Consider the following map: $f : (x, r) \to s$ where $$x$$ is an arbitrary bit string, $$r$$ is a string of random bits, and $$s$$ is an instance of a $$k$$-SAT problem having $$x$$ as a planted solution, while the randomness of $$r$$ determines uniquely which $$k$$-SAT problem to choose.

If we can invert the above function $$f$$ (in polynomial time), we must already have solved the corresponding $$k$$-SAT problem $$s$$ with a planted solution $$x$$. $$k$$-SAT problems are known to be NP-complete, and inverting such a function would be as hard as solving a $$k$$-SAT problem with a planted solution, that is, inverting $$f$$ at one point can be hard. Clearly, should we have a one-way function, then inverting it is guaranteed to be no easier than inverting $$f$$.

So what does it mean if P ≠ NP? We know that $$k$$-SAT problem is hard to solve in its worst case, so function $$f$$ can be made as hard to invert as solving a $$k$$-SAT problem in its worst case. However, we don’t know whether it’s possible to have a class $$\mathcal{S}$$ of $$k$$-SAT problems with planted solutions that are as hard as general-case $$k$$-SAT problems. If such a class $$\mathcal{S}$$ exists, then given any $$s \in \mathcal{S}$$, no probabilistic polynomial-time algorithm is able to get $$x$$ with a non-negligible probability, so we can conclude that $$f$$ is indeed a one-way function. 

Problem 1.1. Does there exist a class $$\mathcal{S}$$ of $$k$$-SAT problems with planted solutions, such that every $$L \in \mathcal{S}$$ is NP-hard?

Conjecture 1.2. If $$\mathrm{P} \neq \mathrm{NP}$$, then one-way functions exist.

On the other hand, assume that $$f$$ is a one-way function, so that one-way functions do exist, then this implies that $$k$$-SAT problem is hard to solve (in its worse case) by a polynomial-time algorithm, thus we have P ≠ NP. By modus tollens, if P = NP, then no one-way function exists. 

Theorem 1.3. If one-way functions exist, then $$\mathrm{P} \neq \mathrm{NP}$$.

Proof. (Sketch) Let $$f : \{0,1\}^*\to\{0,1\}^*$$ be a one-way function. There is a polynomial-time algorithm $$M_f$$ that computes $$y=f(x)$$ for all $$x$$, thus, there exists a polynomial-time computable circuit that outputs $$y=f(x)$$ for all $$x$$.

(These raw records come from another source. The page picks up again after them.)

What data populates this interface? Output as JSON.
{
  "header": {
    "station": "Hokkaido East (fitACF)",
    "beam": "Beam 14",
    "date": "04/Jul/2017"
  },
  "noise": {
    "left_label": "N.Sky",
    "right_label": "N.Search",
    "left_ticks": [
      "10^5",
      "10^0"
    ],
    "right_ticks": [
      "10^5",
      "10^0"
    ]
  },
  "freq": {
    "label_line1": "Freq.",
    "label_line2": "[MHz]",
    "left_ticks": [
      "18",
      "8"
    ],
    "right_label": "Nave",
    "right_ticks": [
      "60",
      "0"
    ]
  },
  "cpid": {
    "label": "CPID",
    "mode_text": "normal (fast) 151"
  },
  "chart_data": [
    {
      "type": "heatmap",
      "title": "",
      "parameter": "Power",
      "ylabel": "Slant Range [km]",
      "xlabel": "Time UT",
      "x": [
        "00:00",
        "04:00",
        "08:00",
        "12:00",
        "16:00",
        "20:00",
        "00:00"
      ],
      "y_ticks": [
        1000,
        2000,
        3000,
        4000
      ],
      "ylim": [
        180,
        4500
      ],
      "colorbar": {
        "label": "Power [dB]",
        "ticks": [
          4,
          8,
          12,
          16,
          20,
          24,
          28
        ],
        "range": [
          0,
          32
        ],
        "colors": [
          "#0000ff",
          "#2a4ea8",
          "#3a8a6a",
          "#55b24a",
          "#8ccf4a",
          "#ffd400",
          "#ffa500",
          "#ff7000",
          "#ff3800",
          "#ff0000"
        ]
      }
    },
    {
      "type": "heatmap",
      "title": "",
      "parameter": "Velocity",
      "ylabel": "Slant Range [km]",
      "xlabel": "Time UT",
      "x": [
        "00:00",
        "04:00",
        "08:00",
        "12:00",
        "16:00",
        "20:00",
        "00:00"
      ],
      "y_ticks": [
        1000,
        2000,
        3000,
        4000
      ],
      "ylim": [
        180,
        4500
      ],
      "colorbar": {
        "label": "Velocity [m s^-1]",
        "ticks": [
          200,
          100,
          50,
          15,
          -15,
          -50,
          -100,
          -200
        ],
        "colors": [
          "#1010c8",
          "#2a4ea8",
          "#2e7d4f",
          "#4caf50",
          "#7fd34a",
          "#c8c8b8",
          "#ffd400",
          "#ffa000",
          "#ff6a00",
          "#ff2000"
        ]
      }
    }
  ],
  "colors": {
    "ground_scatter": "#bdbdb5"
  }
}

Since $$f$$ is a one-way function, that is, for every probabilistic polynomial-time algorithm $$\mathcal{A}$$, there is a negligible function $$\mathsf{negl}$$ such that $$\Pr[\mathsf{Invert}_{\mathcal{A},f}(n) = 1] \leq \mathsf{negl}(n)$$, so we know that no $$\mathcal{A}$$ can fully compute $$f^{-1}(x)$$ for any given $$x$$. $$\mathcal{A}$$ fully computes $$f^{-1}$$ if and only if it solves the corresponding CIRCUIT-SAT problems of the circuit in all cases. Thus, there must exist some CIRCUIT-SAT problems that cannot be decided by a polynomial-time algorithm, therefore, $$\mathrm{P} \neq \mathrm{NP}$$.

Remark 1.4. If one can come up with a construction of the one-way function or a proof that such functions exist, then it holds true that $$\mathrm{P} \neq \mathrm{NP}$$.

## References and further reading

Books:

T. H. Cormen, C. E. Leiserson, R. L. Rivest, and C. Stein, Introduction to Algorithms, 3rd ed.

M. Sipser, Introduction to the Theory of Computation, 3rd ed.

J. Katz and Y. Lindell, Introduction to Modern Cryptography, 2nd ed.

Papers:

 A. L. Selman, “A survey of one-way functions in complexity theory,” Mathematical Systems Theory, vol. 25, no. 3, pp. 203–221, 1992.

 M. Abadi, E. Allender, A. Broder, J. Feigenbaum, and L. A. Hemachandra, “On generating solved instances of computational problems,” in Proceedings on advances in cryptology, 1990, pp. 297–310.